The question posed by these movies, then, is which represents the real threat. Is America more endangered by those working to empower the disempowered, or by those working to further consolidate power for a narrow elite? I think it’s clear where I come down on this one.

The Wall Street Journal is mourning the drop of the United States from the top 10 “Economically Free” countries – as measured by the Wall Street Journal:

The U.S., with its strong property rights, low inflation and competitive banking and finance laws, scores well in most. But worrying developments like Sarbanes-Oxley in the category of regulation and aggressive use of antidumping law in trade policy have kept it from keeping pace with the best performers in economic freedom…Most alarming is the U.S.’s fiscal burden, which imposes high marginal tax rates for individuals and very high marginal corporate tax rates.

Of course, it’s not news that the Journal sees the ability of wealthiest in our society to merge, spend, downsize, outsource, dump, poison, union-bust, scam, and exploit with impunity as a measure of economic freedom.
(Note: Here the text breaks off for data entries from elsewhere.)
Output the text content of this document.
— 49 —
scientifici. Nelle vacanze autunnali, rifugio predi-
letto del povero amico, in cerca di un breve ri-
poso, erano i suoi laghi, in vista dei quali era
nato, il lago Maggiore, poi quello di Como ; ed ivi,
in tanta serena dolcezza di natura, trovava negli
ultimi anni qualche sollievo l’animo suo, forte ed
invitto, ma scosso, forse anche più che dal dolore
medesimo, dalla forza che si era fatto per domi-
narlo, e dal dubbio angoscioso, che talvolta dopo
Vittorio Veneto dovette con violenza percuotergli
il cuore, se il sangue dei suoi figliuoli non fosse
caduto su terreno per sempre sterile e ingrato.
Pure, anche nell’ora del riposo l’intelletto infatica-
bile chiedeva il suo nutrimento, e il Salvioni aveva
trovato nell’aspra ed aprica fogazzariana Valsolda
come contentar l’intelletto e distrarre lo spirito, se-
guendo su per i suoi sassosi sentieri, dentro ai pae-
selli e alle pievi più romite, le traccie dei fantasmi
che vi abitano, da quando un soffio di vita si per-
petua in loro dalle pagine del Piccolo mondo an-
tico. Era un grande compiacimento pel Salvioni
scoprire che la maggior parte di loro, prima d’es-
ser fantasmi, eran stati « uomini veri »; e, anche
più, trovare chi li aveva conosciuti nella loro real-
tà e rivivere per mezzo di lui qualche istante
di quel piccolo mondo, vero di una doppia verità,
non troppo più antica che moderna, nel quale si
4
It’s long past time for the left to take back the language of economic freedom to discuss the meaningful control over one’s own life which is fostered by the economic security the Journal is doing everything it can to destroy for working Americans. It’s not seemly, of course, for the Journal to appear to be waging class war on behalf of the wealthiest in America, so readers get the obligatory claim that shredding social insurance and regulation is good for the poor:

Policy makers who pay lip service to fighting poverty would do well to grasp the link between economic freedom and prosperity. This year the Index finds that the freest economies have a per-capita income of $29,219, more than twice that of the “mostly free” at $12,839, and more than four times that of the “mostly unfree.” Put simply, misery has a cure and its name is economic freedom.

Funny thing is, the US (supposedly the 13th most economically free country) had a 17% poverty rate in 2004, while Norway (all the way down at #30) was at 6.4%. So if you believe, as most Americans do and even the Journal (itself “pay[ing] lip service to fighting poverty”) claims to, that poverty is a blight on a decent society, think again before trying the Journal‘s prescription.